The Day I Became Her Story
The Day I Became Her Story
Every Sunday afternoon, the old verandah echoed with stories and sunlight. Granny would sit on her rickety stool, her soft hands weaving my braids with as much care as she wove her tales. I, in turn, would sit still—partly to keep the braids neat, mostly to not miss a single word.
“You know,” she began one lazy noon as a cat purred on my lap, “you’re exactly like me.”
I giggled. “You always say that.”
“And it’s always true.” She smiled, her eyes twinkling behind folds of time. “Same stubborn forehead wrinkle, same wide eyes when you lie. But more than that, you have the same fire.”
She paused, tugging gently at a strand. I looked up. “What fire?”
“The fire to live many lives in one. To be a daughter, a writer, a dreamer, a rebel, and still have space left in your heart for love.” She chuckled. “When I was your age, I sat right here, same stool, same breeze, while my own grandmother braided my hair and said the same thing.”
I turned slightly, staring at her with wide eyes. “You mean, you were once like this too?”
She smiled, a faraway look entering her gaze. “Yes.
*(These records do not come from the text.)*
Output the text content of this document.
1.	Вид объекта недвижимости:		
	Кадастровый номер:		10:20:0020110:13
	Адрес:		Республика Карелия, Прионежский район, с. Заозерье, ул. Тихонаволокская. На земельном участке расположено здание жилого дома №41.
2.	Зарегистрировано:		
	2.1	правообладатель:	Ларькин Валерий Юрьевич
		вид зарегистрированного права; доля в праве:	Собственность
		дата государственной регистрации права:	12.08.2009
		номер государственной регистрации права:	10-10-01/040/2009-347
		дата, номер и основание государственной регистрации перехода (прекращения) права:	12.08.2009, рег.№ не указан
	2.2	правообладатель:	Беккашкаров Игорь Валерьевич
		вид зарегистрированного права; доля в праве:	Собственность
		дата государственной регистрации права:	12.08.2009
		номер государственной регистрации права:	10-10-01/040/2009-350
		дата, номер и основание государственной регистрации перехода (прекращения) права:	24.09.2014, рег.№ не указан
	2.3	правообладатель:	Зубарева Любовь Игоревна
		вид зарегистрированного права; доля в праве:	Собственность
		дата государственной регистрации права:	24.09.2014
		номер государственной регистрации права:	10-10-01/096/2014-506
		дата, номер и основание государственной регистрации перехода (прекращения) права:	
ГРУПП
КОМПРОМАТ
And one day, like today, I asked her, ‘Why do you say I’m like you?’ And she said, ‘Because you’ll grow into me—slowly, silently, and beautifully.’”
I went quiet, my fingers still stroking the cat. “Is that why you say I’ll grow into you?”
Granny finished the braid and tied it with a red ribbon. “Yes. And not just me. You’ll carry pieces of every woman before you—your mother’s strength, my laughter, your great-grandmother’s silence. You won’t notice it. But one day, when you speak or cry or fight, you’ll hear their echoes in your voice.”
A warm wind rustled the potted plants beside us. The cat stretched.
“Will I also tell stories like you?” I asked.
Granny grinned. “You already do. Every day you live, you write another page.”
“But your stories are so... magical. Mine are silly.”
She shook her head. “No story is silly if it’s honest. You’ll see. Someday, your granddaughter will sit here, and you’ll tell her about me. And then…” she winked, “you’ll become my story.”
I didn’t quite understand it then. But something settled deep in my heart like a bookmark placed for later.
Years passed. Granny grew slower, quieter. One winter, she closed her eyes and never opened them again.
Now, I sit on the same stool. My own granddaughter fidgets as I braid her hair. The cat on her lap is different, but the wind is the same. I tell her of a woman with silver hair and hands soft as petals.
“Was she real?” she asks.
I nod, smiling. “Very real. And very much alive—in me, in you.”
She watches me, wide-eyed. “Will I become her too?”
“No,” I whisper, knotting the ribbon gently. “You’ll become me. And in doing that, you’ll become her.”
And just like that, Granny lives again.